05.12.2025
Kanadier gibt sich selbstkritisch
Seit dem Rücktritt von Trainer Zeljko Obradovic war Partizan Belgrad fast ausnahmslos mit sich selbst beschäftigt. Auch während des gestrigen Spiels wurden die Schlagzeilen weitestgehend abseits des Feldes geschrieben. Dennoch verpassten es die Bayern ihrer jüngsten EuroLeague-Talfahrt ein Ende zu setzen.

Die Niederlage in der serbischen Hauptstadt war bereits die fünfte in Folge in der Königsklasse. Tabellarisch sind die Münchner damit auf Rang 17 abgerutscht - das anvisierte Ziel Playoffs rückt in immer weitere Entfernung.

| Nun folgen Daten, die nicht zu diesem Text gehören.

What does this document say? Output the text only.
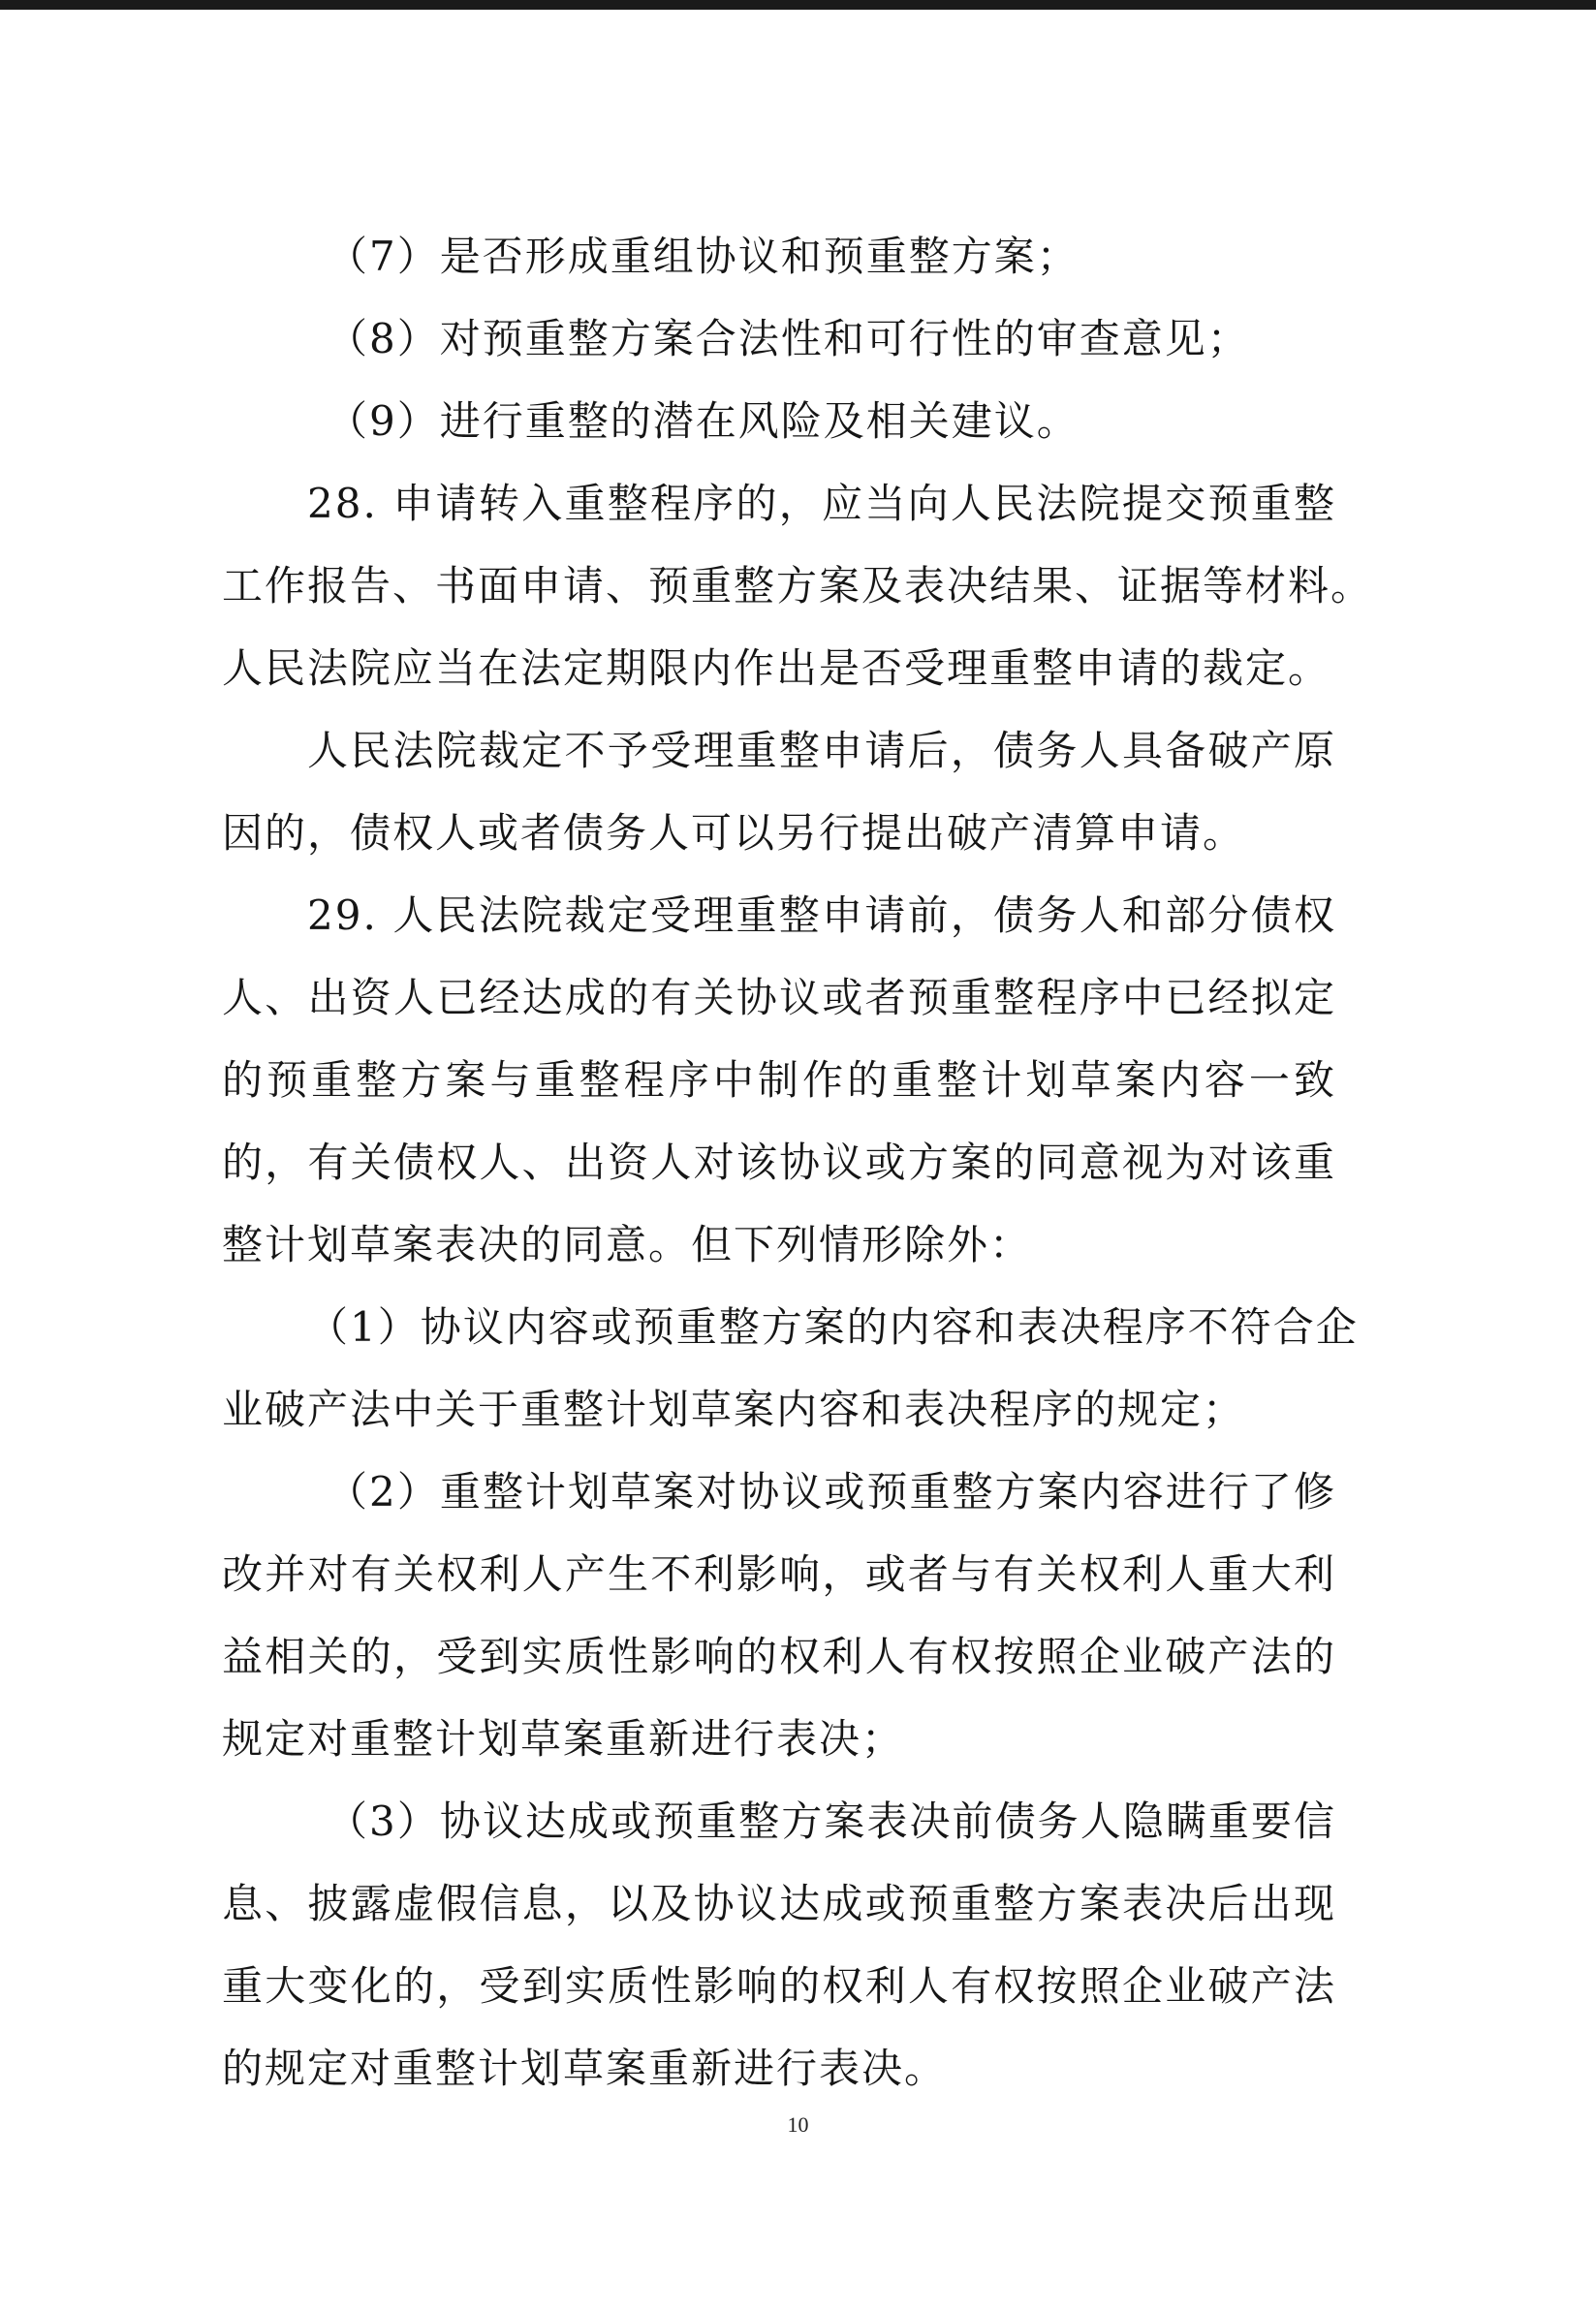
（7）是否形成重组协议和预重整方案；
（8）对预重整方案合法性和可行性的审查意见；
（9）进行重整的潜在风险及相关建议。
28. 申请转入重整程序的，应当向人民法院提交预重整
工作报告、书面申请、预重整方案及表决结果、证据等材料。
人民法院应当在法定期限内作出是否受理重整申请的裁定。
人民法院裁定不予受理重整申请后，债务人具备破产原
因的，债权人或者债务人可以另行提出破产清算申请。
29. 人民法院裁定受理重整申请前，债务人和部分债权
人、出资人已经达成的有关协议或者预重整程序中已经拟定
的预重整方案与重整程序中制作的重整计划草案内容一致
的，有关债权人、出资人对该协议或方案的同意视为对该重
整计划草案表决的同意。但下列情形除外：
（1）协议内容或预重整方案的内容和表决程序不符合企
业破产法中关于重整计划草案内容和表决程序的规定；
（2）重整计划草案对协议或预重整方案内容进行了修
改并对有关权利人产生不利影响，或者与有关权利人重大利
益相关的，受到实质性影响的权利人有权按照企业破产法的
规定对重整计划草案重新进行表决；
（3）协议达成或预重整方案表决前债务人隐瞒重要信
息、披露虚假信息，以及协议达成或预重整方案表决后出现
重大变化的，受到实质性影响的权利人有权按照企业破产法
的规定对重整计划草案重新进行表决。
10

"Diese Niederlage hat nichts mit der Atmosphäre hier zu tun, wir müssen uns verbessern", machte Forward Isiaha Mike später deutlich. Hintergrund war das gellende Pfeifkonzert der heimischen Fans, die vor allem zu Beginn Teile ihrer eigenen Mannschaft ausgebuht hatten. "Offenkundig war die Situation etwas seltsam", bestätigte auch Bayern-Trainer Gordon Herbert, der zudem erklärte, kürzlich mit Obradovic über seine Situation getextet zu haben.
Der langjährige Basketballlehrer war vor wenigen Tagen von seinem Amt zurückgetreten, was eine Welle der Empörung unter Anhängern von Partizan Belgrad auslöste.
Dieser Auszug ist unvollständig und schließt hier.